O plenário do Senado Federal rejeitou, nesta quarta-feira (29), a indicação de Jorge Rodrigo Araújo Messias para o cargo de ministro do Supremo Tribunal Federal (STF), em uma decisão inédita na história recente do país.
Foram 42 votos contrários, 34 favoráveis e uma abstenção. Para aprovação, eram necessários ao menos 41 votos entre os 81 senadores. Com o resultado, a indicação foi automaticamente arquivada.
A rejeição marca um episódio sem precedentes: é a primeira vez desde 1894 (há cerca de 132 anos) que o Senado barra a indicação de um presidente da República ao STF. Trata-se também do primeiro nome indicado pelo presidente Luiz Inácio Lula da Silva a ser rejeitado pela Casa.
Reação de Messias: “A vida é assim”
Após a votação, Jorge Messias falou publicamente pela primeira vez e adotou um tom conciliador diante da derrota:
“Sou grato aos votos que recebi. Acho que cada um de nós cumpre um proposito e eu cumpri o meu. Vim hoje, participei, me submeti a uma sabatina de coração aberto, de alma leve. Falei a verdade, o que penso, o que sinto. Agora, a vida é assim, tem dias de vitórias e dias de derrotas. Nós temos que aceitar. O Plenário do Senado é soberano.”
Messias ainda agradeceu os 34 votos favoráveis e reforçou que cumpriu seu papel no processo.
Lula: “Tenho o direito de indicar, o Senado de rejeitar”
Nos bastidores, um auxiliar próximo relatou a reação do presidente Lula após o resultado. Segundo ele, o chefe do Executivo afirmou:
“eu tenho o direito de indicar e o Senado tem o direito de aprovar ou de rejeitar”.
A fala indica uma tentativa de evitar escalada imediata do conflito institucional, apesar do revés político significativo.

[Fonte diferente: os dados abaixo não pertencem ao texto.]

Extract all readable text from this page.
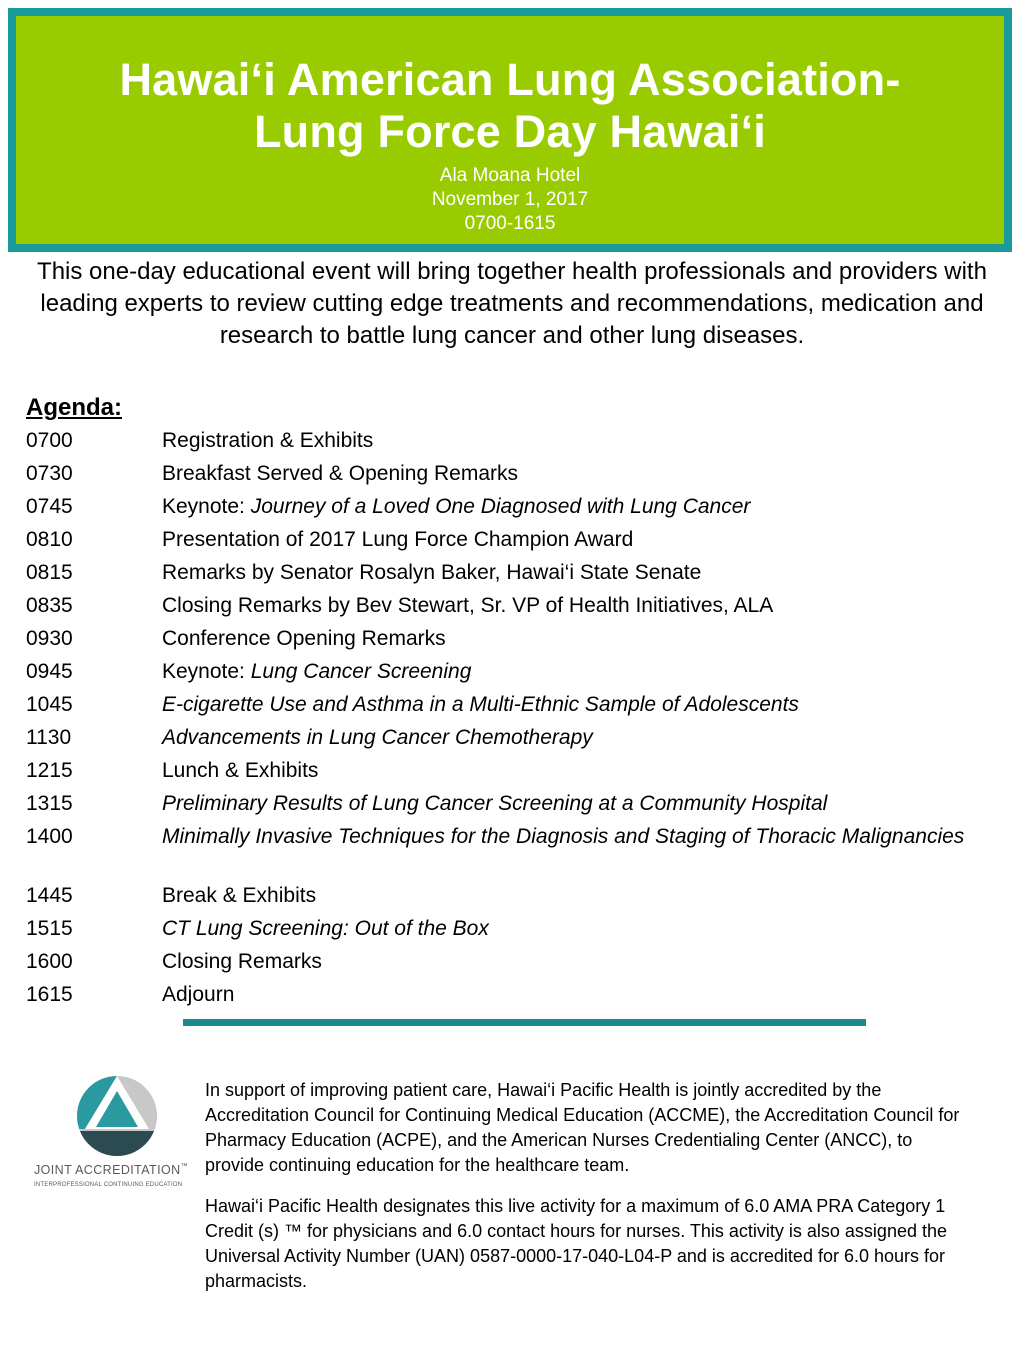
Hawai‘i American Lung Association-
Lung Force Day Hawai‘i
Ala Moana Hotel
November 1, 2017
0700-1615
This one-day educational event will bring together health professionals and providers with leading experts to review cutting edge treatments and recommendations, medication and research to battle lung cancer and other lung diseases.
Agenda:
0700	Registration & Exhibits
0730	Breakfast Served & Opening Remarks
0745	Keynote: Journey of a Loved One Diagnosed with Lung Cancer
0810	Presentation of 2017 Lung Force Champion Award
0815	Remarks by Senator Rosalyn Baker, Hawai‘i State Senate
0835	Closing Remarks by Bev Stewart, Sr. VP of Health Initiatives, ALA
0930	Conference Opening Remarks
0945	Keynote: Lung Cancer Screening
1045	E-cigarette Use and Asthma in a Multi-Ethnic Sample of Adolescents
1130	Advancements in Lung Cancer Chemotherapy
1215	Lunch & Exhibits
1315	Preliminary Results of Lung Cancer Screening at a Community Hospital
1400	Minimally Invasive Techniques for the Diagnosis and Staging of Thoracic Malignancies
1445	Break & Exhibits
1515	CT Lung Screening: Out of the Box
1600	Closing Remarks
1615	Adjourn
JOINT ACCREDITATION™
INTERPROFESSIONAL CONTINUING EDUCATION

In support of improving patient care, Hawai‘i Pacific Health is jointly accredited by the Accreditation Council for Continuing Medical Education (ACCME), the Accreditation Council for Pharmacy Education (ACPE), and the American Nurses Credentialing Center (ANCC), to provide continuing education for the healthcare team.

Hawai‘i Pacific Health designates this live activity for a maximum of 6.0 AMA PRA Category 1 Credit (s) ™ for physicians and 6.0 contact hours for nurses. This activity is also assigned the Universal Activity Number (UAN) 0587-0000-17-040-L04-P and is accredited for 6.0 hours for pharmacists.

Apoio no STF: André Mendonça sai em defesa de Messias
A repercussão chegou rapidamente ao próprio STF. O ministro André Mendonça, indicado anteriormente por Jair Bolsonaro, manifestou apoio público ao advogado-geral da União:
“Messias é um homem de caráter, íntegro e que preenche os requisitos constitucionais para ser Ministro do STF. E amigo verdadeiro não está presente nas festas; está presente nos momentos difíceis.”
E completou:
“Messias, saia dessa batalha de cabeça erguida. Você combateu o bom combate! Deus o abençoe! Deus abençoe nosso Brasil!”
Como foi a votação e o clima no Senado
A votação durou pouco mais de sete minutos e foi secreta. A rapidez do processo contrastou com a expectativa criada nas horas anteriores.
Mais cedo, a Comissão de Constituição e Justiça (CCJ) havia aprovado o nome de Messias por 16 votos a 11, indicando um cenário favorável que não se confirmou no plenário.
O relator da indicação, Weverton Rocha, chegou a projetar entre 45 e 48 votos favoráveis, o que evidencia uma reviravolta significativa no resultado final.
Parlamentares da oposição comemoraram o resultado, enquanto membros da base governista demonstraram surpresa e dificuldade em compreender a derrota.
O que muda agora
Com a rejeição:
- A indicação de Messias foi arquivada
- O presidente Lula terá que indicar um novo nome
- A nova indicação também precisará passar por sabatina e votação no Senado
Messias disputava a vaga deixada por Luís Roberto Barroso, que se aposentou antecipadamente em outubro de 2025.
Ele seria o terceiro indicado de Lula ao STF neste mandato, após Cristiano Zanin e Flávio Dino.
Um marco institucional
Mais do que uma derrota individual, o episódio representa um marco institucional.
A rejeição de Jorge Messias redefine os limites da relação entre Executivo e Legislativo e inaugura um novo momento na dinâmica de indicações para o Supremo.
O impacto completo da decisão ainda deve se desdobrar nos próximos meses — tanto na política quanto na construção do cenário eleitoral futuro.